Today’s Guest Blogger comes to us from the Netherlands. A British transplant, thoroughly English, Charlotte recently moved and is enjoying a new environment away from home. She and I have become friends first through Twitter and then e-mail. We are, shall we say, modern-day pen pals. (Writing folks just seem to find each other and yes, there are great benefits to using this social media platform!) I am so pleased that she’s agreed to write about Jane Austen today, as Ms. Austen is probably my all-time favorite. Charlotte’s blog, Words About Words, features a multitude of articles about writing, with particular emphasis on fantasy/science fiction, her personal favorite and genre. Like me, she is getting ready to publish her first novel. To learn more about Charlotte, visit her site at Words About Words and check out her latest blog posts and hear about some of her observations and adventures. And now I give you Ms. Charlotte English…
It would be difficult, these days, to find someone who has genuinely never heard of Jane Austen. If they haven’t heard (or remembered) the name, they would probably still recognise some of the names of her books. She is a household name. Almost every year brings a new adaptation of at least one of her books. She has been called the Mother of Chick Lit (whether this title is at all accurate is a matter of opinion). Bookstores are filled with endless biographies about her; interpretations of her works; discussions of her social world and theories about her love life. Even for a confirmed fan, there’s maybe just bordering on too much going on in the world of Jane Austen these days.

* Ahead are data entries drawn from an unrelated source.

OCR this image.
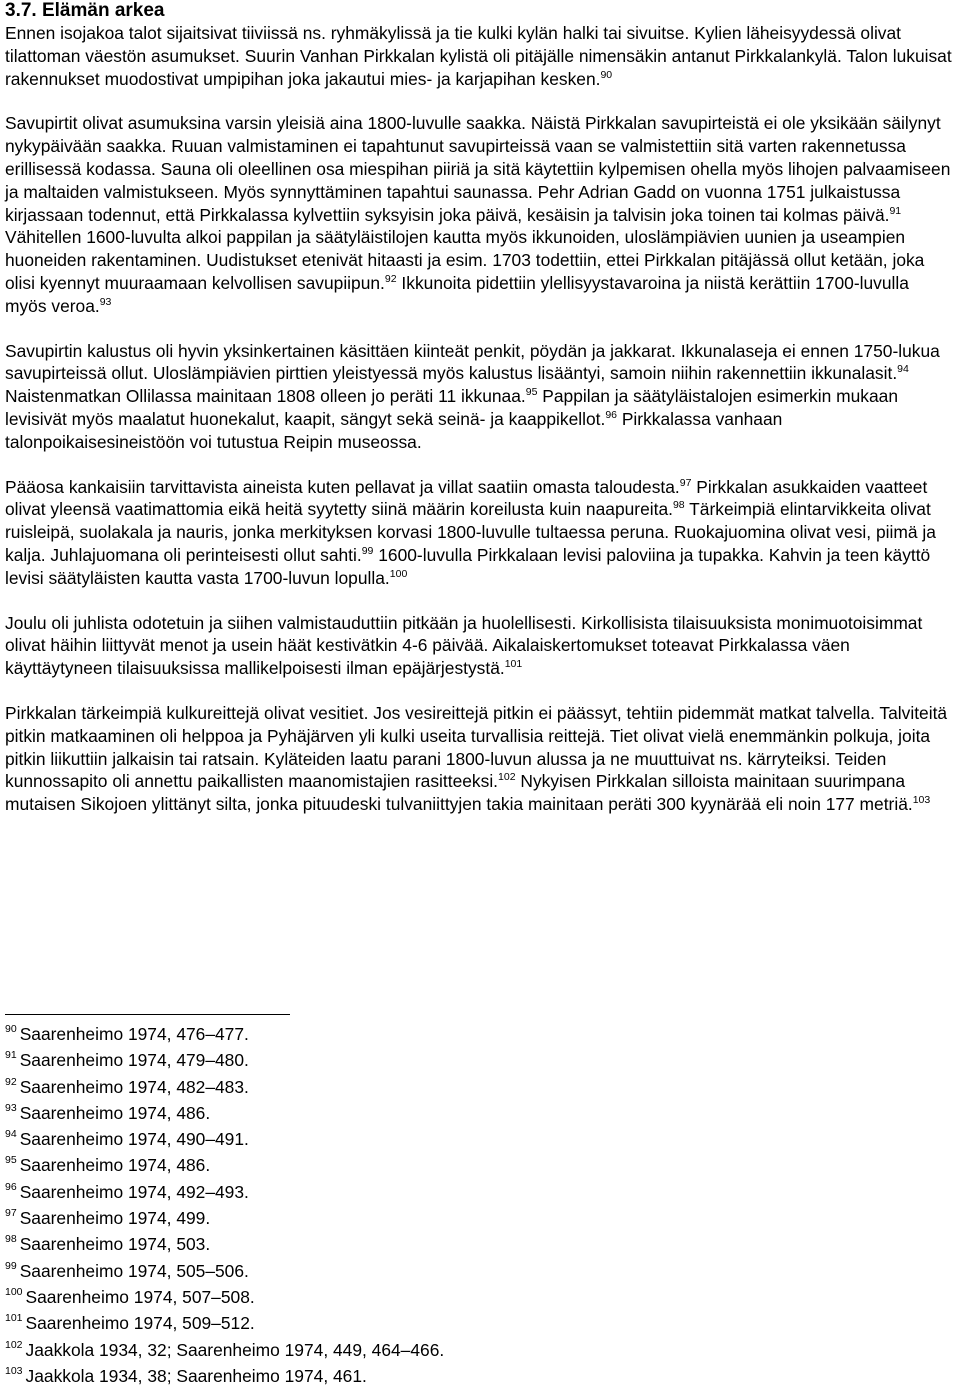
3.7. Elämän arkea

Ennen isojakoa talot sijaitsivat tiiviissä ns. ryhmäkylissä ja tie kulki kylän halki tai sivuitse. Kylien läheisyydessä olivat tilattoman väestön asumukset. Suurin Vanhan Pirkkalan kylistä oli pitäjälle nimensäkin antanut Pirkkalankylä. Talon lukuisat rakennukset muodostivat umpipihan joka jakautui mies- ja karjapihan kesken.$^{90}$

Savupirtit olivat asumuksina varsin yleisiä aina 1800-luvulle saakka. Näistä Pirkkalan savupirteistä ei ole yksikään säilynyt nykypäivään saakka. Ruuan valmistaminen ei tapahtunut savupirteissä vaan se valmistettiin sitä varten rakennetussa erillisessä kodassa. Sauna oli oleellinen osa miespihan piiriä ja sitä käytettiin kylpemisen ohella myös lihojen palvaamiseen ja maltaiden valmistukseen. Myös synnyttäminen tapahtui saunassa. Pehr Adrian Gadd on vuonna 1751 julkaistussa kirjassaan todennut, että Pirkkalassa kylvettiin syksyisin joka päivä, kesäisin ja talvisin joka toinen tai kolmas päivä.$^{91}$ Vähitellen 1600-luvulta alkoi pappilan ja säätyläistilojen kautta myös ikkunoiden, uloslämpiävien uunien ja useampien huoneiden rakentaminen. Uudistukset etenivät hitaasti ja esim. 1703 todettiin, ettei Pirkkalan pitäjässä ollut ketään, joka olisi kyennyt muuraamaan kelvollisen savupiipun.$^{92}$ Ikkunoita pidettiin ylellisyystavaroina ja niistä kerättiin 1700-luvulla myös veroa.$^{93}$

Savupirtin kalustus oli hyvin yksinkertainen käsittäen kiinteät penkit, pöydän ja jakkarat. Ikkunalaseja ei ennen 1750-lukua savupirteissä ollut. Uloslämpiävien pirttien yleistyessä myös kalustus lisääntyi, samoin niihin rakennettiin ikkunalasit.$^{94}$ Naistenmatkan Ollilassa mainitaan 1808 olleen jo peräti 11 ikkunaa.$^{95}$ Pappilan ja säätyläistalojen esimerkin mukaan levisivät myös maalatut huonekalut, kaapit, sängyt sekä seinä- ja kaappikellot.$^{96}$ Pirkkalassa vanhaan talonpoikaisesineistöön voi tutustua Reipin museossa.

Pääosa kankaisiin tarvittavista aineista kuten pellavat ja villat saatiin omasta taloudesta.$^{97}$ Pirkkalan asukkaiden vaatteet olivat yleensä vaatimattomia eikä heitä syytetty siinä määrin koreilusta kuin naapureita.$^{98}$ Tärkeimpiä elintarvikkeita olivat ruisleipä, suolakala ja nauris, jonka merkityksen korvasi 1800-luvulle tultaessa peruna. Ruokajuomina olivat vesi, piimä ja kalja. Juhlajuomana oli perinteisesti ollut sahti.$^{99}$ 1600-luvulla Pirkkalaan levisi paloviina ja tupakka. Kahvin ja teen käyttö levisi säätyläisten kautta vasta 1700-luvun lopulla.$^{100}$

Joulu oli juhlista odotetuin ja siihen valmistauduttiin pitkään ja huolellisesti. Kirkollisista tilaisuuksista monimuotoisimmat olivat häihin liittyvät menot ja usein häät kestivätkin 4-6 päivää. Aikalaiskertomukset toteavat Pirkkalassa väen käyttäytyneen tilaisuuksissa mallikelpoisesti ilman epäjärjestystä.$^{101}$

Pirkkalan tärkeimpiä kulkureittejä olivat vesitiet. Jos vesireittejä pitkin ei päässyt, tehtiin pidemmät matkat talvella. Talviteitä pitkin matkaaminen oli helppoa ja Pyhäjärven yli kulki useita turvallisia reittejä. Tiet olivat vielä enemmänkin polkuja, joita pitkin liikuttiin jalkaisin tai ratsain. Kyläteiden laatu parani 1800-luvun alussa ja ne muuttuivat ns. kärryteiksi. Teiden kunnossapito oli annettu paikallisten maanomistajien rasitteeksi.$^{102}$ Nykyisen Pirkkalan silloista mainitaan suurimpana mutaisen Sikojoen ylittänyt silta, jonka pituudeski tulvaniittyjen takia mainitaan peräti 300 kyynärää eli noin 177 metriä.$^{103}$

$^{90}$ Saarenheimo 1974, 476–477.
$^{91}$ Saarenheimo 1974, 479–480.
$^{92}$ Saarenheimo 1974, 482–483.
$^{93}$ Saarenheimo 1974, 486.
$^{94}$ Saarenheimo 1974, 490–491.
$^{95}$ Saarenheimo 1974, 486.
$^{96}$ Saarenheimo 1974, 492–493.
$^{97}$ Saarenheimo 1974, 499.
$^{98}$ Saarenheimo 1974, 503.
$^{99}$ Saarenheimo 1974, 505–506.
$^{100}$ Saarenheimo 1974, 507–508.
$^{101}$ Saarenheimo 1974, 509–512.
$^{102}$ Jaakkola 1934, 32; Saarenheimo 1974, 449, 464–466.
$^{103}$ Jaakkola 1934, 38; Saarenheimo 1974, 461.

Particularly since there’s been a new trend emerging in the last few years: Jane Austen inspired. Jane Austen themed. Jane Austen derived. There are endless romantic novels about modern women somehow transposed into Austen’s time, or about heroines who encounter her characters come to life. There was the TV series “Lost in Austen,” which ran along similar lines. And she and Georgette Heyer between them are credited with spawning an apparently undying craze for Regency Romances.
And, what I find most interesting of all, there’s now a growing taste for crossovers between Jane Austen (or JA inspired) and other literary genres.

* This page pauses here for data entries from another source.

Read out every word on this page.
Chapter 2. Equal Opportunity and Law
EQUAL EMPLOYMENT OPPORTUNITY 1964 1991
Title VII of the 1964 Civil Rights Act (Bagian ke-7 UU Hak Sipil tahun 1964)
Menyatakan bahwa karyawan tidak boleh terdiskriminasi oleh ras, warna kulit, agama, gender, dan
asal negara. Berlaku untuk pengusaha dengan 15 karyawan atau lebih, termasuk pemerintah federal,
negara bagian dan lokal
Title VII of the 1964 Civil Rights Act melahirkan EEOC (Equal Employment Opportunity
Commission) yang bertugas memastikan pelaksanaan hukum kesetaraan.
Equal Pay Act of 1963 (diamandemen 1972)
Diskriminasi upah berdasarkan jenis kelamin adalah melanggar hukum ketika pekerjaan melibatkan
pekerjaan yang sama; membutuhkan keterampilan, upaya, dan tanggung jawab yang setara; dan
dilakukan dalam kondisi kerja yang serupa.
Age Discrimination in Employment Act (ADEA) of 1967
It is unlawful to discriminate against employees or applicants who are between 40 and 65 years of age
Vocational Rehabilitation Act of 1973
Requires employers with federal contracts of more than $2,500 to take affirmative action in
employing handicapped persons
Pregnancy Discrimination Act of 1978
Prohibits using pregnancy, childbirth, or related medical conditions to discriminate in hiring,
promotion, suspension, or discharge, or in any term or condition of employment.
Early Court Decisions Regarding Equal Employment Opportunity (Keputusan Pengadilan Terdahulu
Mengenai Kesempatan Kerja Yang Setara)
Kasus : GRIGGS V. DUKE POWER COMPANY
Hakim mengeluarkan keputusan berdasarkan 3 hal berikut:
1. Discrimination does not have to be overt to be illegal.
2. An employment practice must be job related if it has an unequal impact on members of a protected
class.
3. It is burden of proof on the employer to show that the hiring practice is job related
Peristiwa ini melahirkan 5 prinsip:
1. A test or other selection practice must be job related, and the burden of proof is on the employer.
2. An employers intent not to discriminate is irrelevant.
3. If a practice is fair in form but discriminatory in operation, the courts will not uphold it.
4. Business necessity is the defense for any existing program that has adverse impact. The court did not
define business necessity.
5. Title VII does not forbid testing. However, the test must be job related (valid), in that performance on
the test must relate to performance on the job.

The direct combinations are both brave and rather presumptuous. Pride and Prejudice and Zombies was a massive success, followed by Sense and Sensibility and Sea Monsters and so on. It was widely said that the passages that were added were sensitively done; that the new books were virtually seamless and really felt like reading a JA tale about zombies. I was unconvinced, but there it is: if JA was writing today, and she happened to want to write about zombies or sea monsters, these books are on record as convincing examples.
Moving on from zombies, who could have guessed that JA and fantasy could make such a good combination? I’m thinking of Jonathan Strange and Mr Norrell, by Susanna Clarke. It’s set in the Regency and written in a fitting style. It was even published in a three-volume set at one point. And yet it’s about magicians. How brilliant is that? The best part is that it actually works.
There’s also Jane Austen murder mystery, Jane Austen science fiction, Jane Austen reinvented for the current literary fiction markets… I’m just waiting for JA Monopoly and Cluedo board games, and a Regency-themed PC game about matchmaking (or has that already happened?). Everywhere I go I hear about ‘the type of book Miss Austen would have written’, a claim being applied to increasing numbers of books (many frankly unlikely). Her name has become the ultimate designer label: guaranteed to sell anything. The magic words.
I can’t make up my mind how I feel about this. On the one hand it does encourage the generation of a very great deal of rubbish. To liken truly inferior work to JA seems deeply insulting and faintly sacrilegious. It’s a marketing ploy gone mad.
On the plus side there are a great many real gems emerging as a result of these crossovers and tribute projects. Why is it that this trend runs on and on and never seems to die? I think that those six books tap into some enduring, ultimate questions that are still as valid today as they were two hundred years ago. Apply those frameworks to any kind of tale and the combination can be made to work (more or less).
What do some of Miss Austen’s devoted readers think? Are the JA tributes a good thing or a travesty? Are you incensed or excited at the prospect of a new Austen crossover book or TV series? And why is it that we can’t ever get enough of Miss Austen?